El empate sin goles lo deja en una situación que puede ser tanto favorable como perjudicial, pero en la intimidad del plantel confían en el plus que logra el equipo en los duelos coperos y el poderío en casa: aún no perdió en el año en Núñez y la última caída fue el 26 de noviembre de 2017 ante Newell's por 3-1.

Pero lejos está River de poder enfocarse en el duelo de vuelta del 2 de octubre. Porque el superclásico de la Superliga genera una gran expectativa, aunque caiga en el medio de una seguidilla de partidos. Ya es una situación habitual: los ocho encuentros con Boca por torneos locales con Gallardo en el banco debió afrontarlos pensando también en las Copas (locales e internacionales) que tenía previamente o por delante.

Quizás, el único juego que pudo encararlo al cien por cien fue el de la fecha 24 del Torneo Primera División 2016/17. Cuatro días antes de aquel 14 de mayo, el DT eligió un equipo alternativo para jugar vs. Emelec de local y con el empate 1-1 logró la clasificación a los 8° de final de la Libertadores. Así, enfocó todas sus fuerzas en el clásico en la Bombonera: ganó 3-1 con goles de Alario, Pity Martínez y Driussi.

Pese a que no le alcanzó para arrebatarle el título al xeneize, el Muñeco consiguió su único triunfo en el ámbito doméstico ante el máximo rival, ya que además acumula cuatro derrotas y tres empates. Una contraposición absoluta con la tarea en definiciones mano a mano: allí tiene tres victorias y dos empates, con festejos y títulos en todas ellas (0-0 y 1-0 en las semifinales de la Sudamericana 2014, 1-0 y 0-0 en los octavos de final de la Libertadores 2015 y 2-0 en la Supercopa Argentina 2017).

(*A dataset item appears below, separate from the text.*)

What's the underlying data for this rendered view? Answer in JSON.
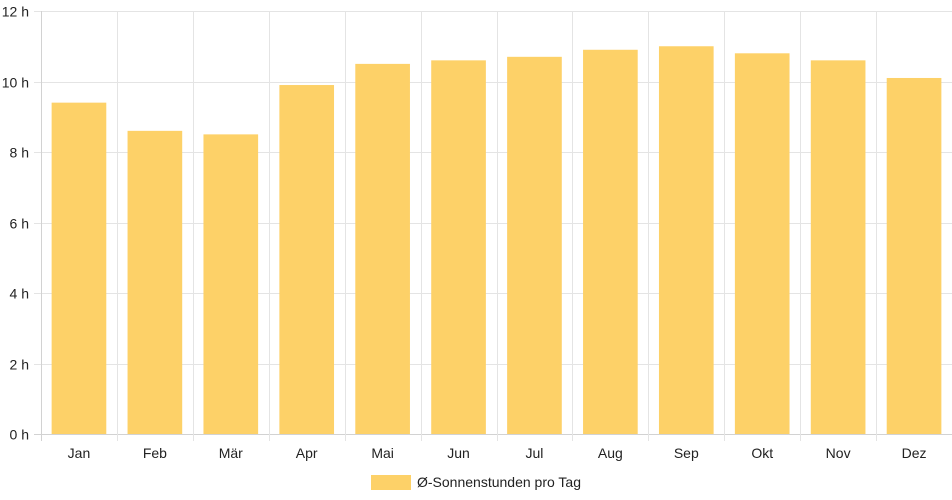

La paridad está marcada: Gallardo dirigió 13 superclásicos oficiales, de los cuales ganó 4, empató 5 y perdió 4, con 11 goles a favor y 11 en contra. Pero supo demostrar estirpe y templanza cuando la exigencia era máxima, imponiéndose en los partidos a todo o nada y ganando el único superclásico local en el que ambos disputaban en el título. Por eso, su equipo volverá a tener la lupa encima el próximo domingo para saber cómo reaccionará.

El entrenador no es ajeno a la situación: "El hincha siente que, a lo largo de todos estos años, con mejores momentos o malos, en los delicados o calientes, cuando el equipo tiene que aparecer, aparece. A veces alcanza y a veces no, pero en cuanto a la entrega y entusiasmo, a la hora de competir siempre va a estar presente. Las noches de Copa no son las mismas que una tarde de campeonato. En esos momentos hay un contagio, del equipo para el público y del público para el equipo".

La frase "no es lo mismo que una tarde de campeonato" reafirma lo que se ve en el terreno de juego. Hace siete meses, en febrero, cuando el rumbo no parecía definido, el DT llegó a decir que "es difícil jugar cuando sentís que no tenés nada por qué jugar" tras una derrota con Lanús en la Superliga, una de las tres que sufrió en los 33 partidos que afrontó en 2018. Luego aclaró que le jugó una mala pasada el inconsciente, pero en el fondo se esconde una realidad: Gallardo sabe fortalecer a sus jugadores en las paradas más bravas y ellos digirieron esa idea para consolidarse como un duro escollo para los rivales.

Se acerca la 6° fecha del torneo local. No habrá definiciones ni resultados que encaminen el futuro. Pero River, que suma una victoria y cuatro empates y está a seis puntos de la cima, rendirá un examen en la Bombonera. Para no perder mucho terreno ni sufrir un golpe anímico negativo ante Boca, demostrar que puede ser igual de competitivo sin estar contra las cuerdas.